Ia mengaku sangat tertarik dengan program listrik yang menggunakan tata surya atau matahari ini. Setelah berkoordinasi dan meminta pendapat dari kementrian terkait dan mendapat persetujuan. “Tapi saya tidak bisa menyebutkan dari kementrian mana saja,” ujarnya.

Kabupaten Bogor sendiri merupakan Daerah Pemilihan (Dapil) Rizayati yang maju mencalonkan diri sebagai calon legislatif dari Partai Nasional Demokrat (Nasdem) dalam Pemilu 2019. “Saya pada dasarnya ingin berbakti di Bogor, “ kata caleg Dapil V Kabupaten, nomor urut 4 ini.

Kenapa harus pilihannya pada kabupaten Bogor, menurut Rizayati, banyak yang harus dibenahi di Bogor dan Bogor merupakan daerah yang banyak masuk investasi dari luar negeri. Untuk pengadaan PJU ini untuk 40 kecamatan diantaranya Cibinong, dan kecamatan Nanggung. “Garansi 5 tahun untuk PJU, bila bermasalah lampunya akan dihentikan. Ini merupakan dana hibah dan gratis untuk masyarakat,” kata mantan anggota DPD RI ini.

Dia memaparkan, nilai investasi untuk program tersebut mencapai triliun dan ini sangat variatif tergantung dari programnya itu sendiri. Sedangkan untuk Bogor, baru dikucurkan dana senilai Rp900 Milyar dengan titik yang sudah didata sekitar 70 ribu lampu.

“Untuk di Kabupaten Bogor sendiri sudah dialokasikan untuk 40 kecamatan, sekitar 30 kecamatan sudah terealisasi dan sekarang dalam proses pemasangan, salah satunya yaitu daerah Cibinong dan daerah di ujung Kabupaten Bogor yaitu daerah Nanggung. Dan setiap kecamatan variatif yang mendapatkannya ada yang 15 sampai 20 unit PJU-TS ini, tergantung kebutuhan. Jenjangnya 4 tahun sekali untuk program ini,” papar Rizayati.

Menurut Rizayati, permintaan untuk pengadaan PJU ini dari seluruh Indonesia dan harus menjalani proses seleksi dari perusahaannya selama 1 tahun. “Harus mengajukan proposal terlebih dulu. Dan masyarakat juga dilibatkan untuk pengawasannya,” katanya.
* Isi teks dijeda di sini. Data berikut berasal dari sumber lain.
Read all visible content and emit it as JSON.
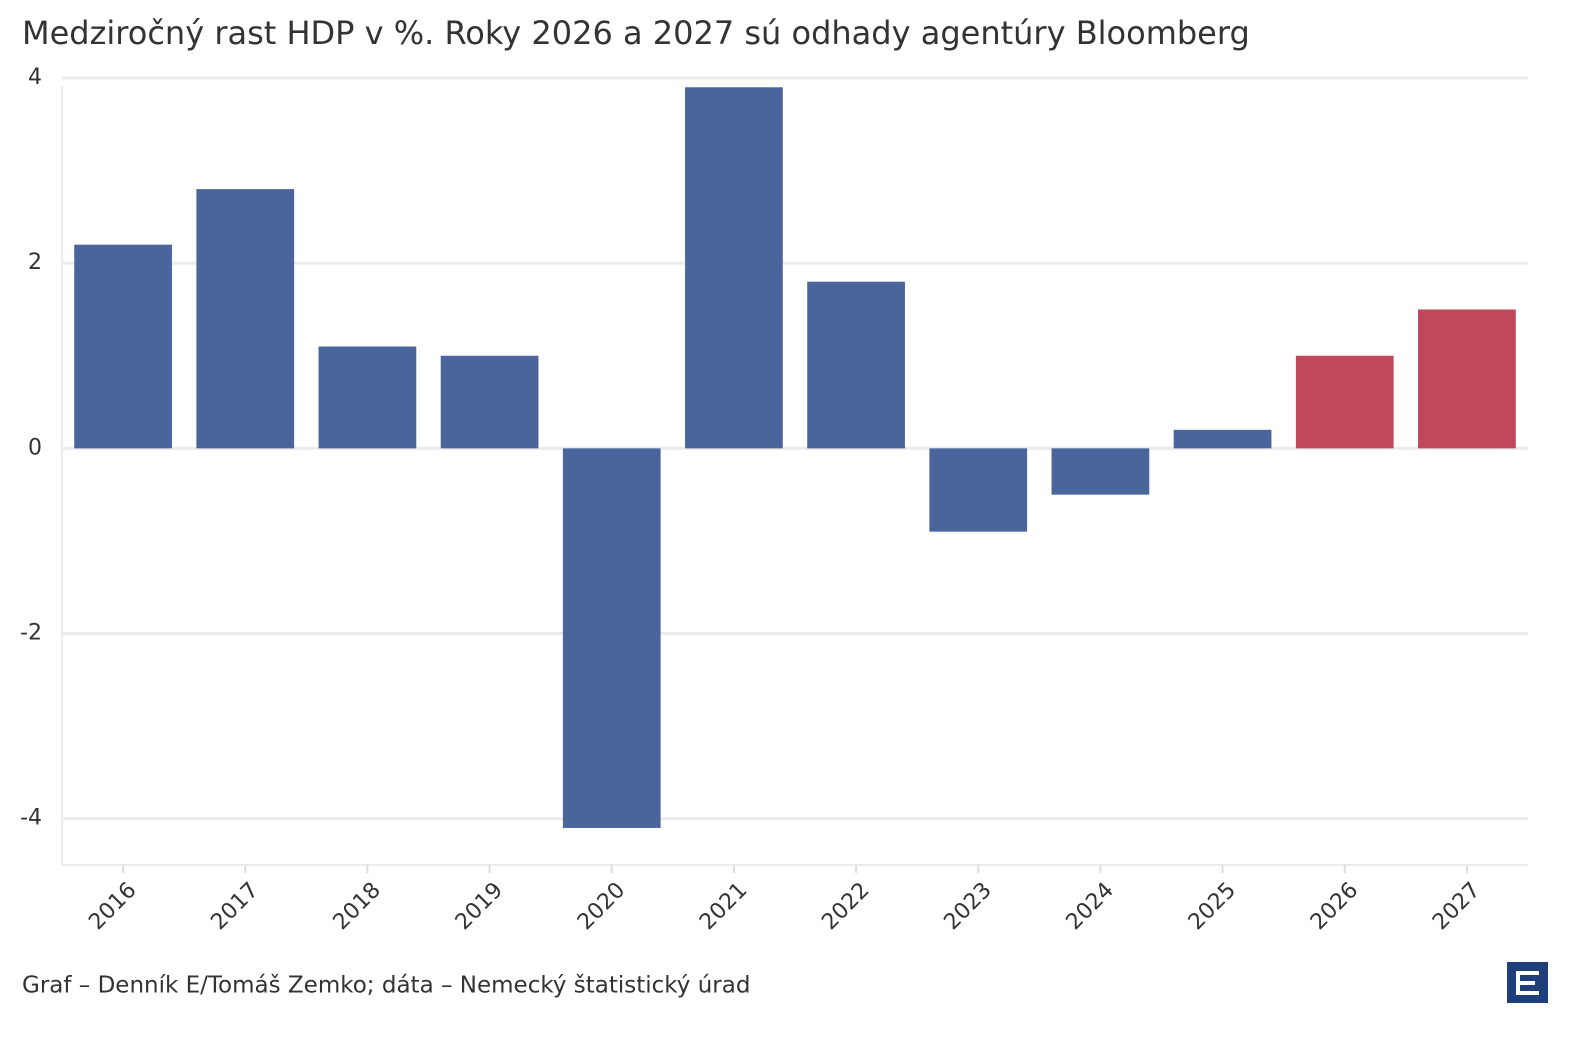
{
  "chart_data": {
    "type": "bar",
    "title": "Medziročný rast HDP v %. Roky 2026 a 2027 sú odhady agentúry Bloomberg",
    "categories": [
      "2016",
      "2017",
      "2018",
      "2019",
      "2020",
      "2021",
      "2022",
      "2023",
      "2024",
      "2025",
      "2026",
      "2027"
    ],
    "values": [
      2.2,
      2.8,
      1.1,
      1.0,
      -4.1,
      3.9,
      1.8,
      -0.9,
      -0.5,
      0.2,
      1.0,
      1.5
    ],
    "colors": [
      "#4a659c",
      "#4a659c",
      "#4a659c",
      "#4a659c",
      "#4a659c",
      "#4a659c",
      "#4a659c",
      "#4a659c",
      "#4a659c",
      "#4a659c",
      "#c0485a",
      "#c0485a"
    ],
    "ylim": [
      -4.5,
      4.0
    ],
    "yticks": [
      -4,
      -2,
      0,
      2,
      4
    ],
    "grid": true,
    "source": "Graf – Denník E/Tomáš Zemko; dáta – Nemecký štatistický úrad"
  }
}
Ia mengatakan, banyak wilayah kabupaten Bogor yang belum tersentuh listrik, salah satu yang sudah ia kunjungi, daerah Gunung Leutik. “ Hal ini yang menjadi latar belakang saya untuk maju sebagai calon anggota legislatif. Saya puas melihat langsung apa yang menjadi kebutuhan dan permintaan masyarakat. Namun ia juga menjelaskan, bila tidak terpilih menjadi anggota legislatif nanti, “Saya tetap menjalankan program dari Bogor ke Merauke, Papua,” kata wanita berusia 33 tahun asal Aceh ini.

Dalam acara peresmian nasional itu, perwakilan dari Merauke, Papua sebagai penerima manfaat, mendoakan kesuksesan Rizayati. “ Ini program saya bentuk sendiri dengan berbagai masukan dari kementrian dengan tahapan pembiayaan antara Rp1 hingga 3 trilyun,” ujarnya.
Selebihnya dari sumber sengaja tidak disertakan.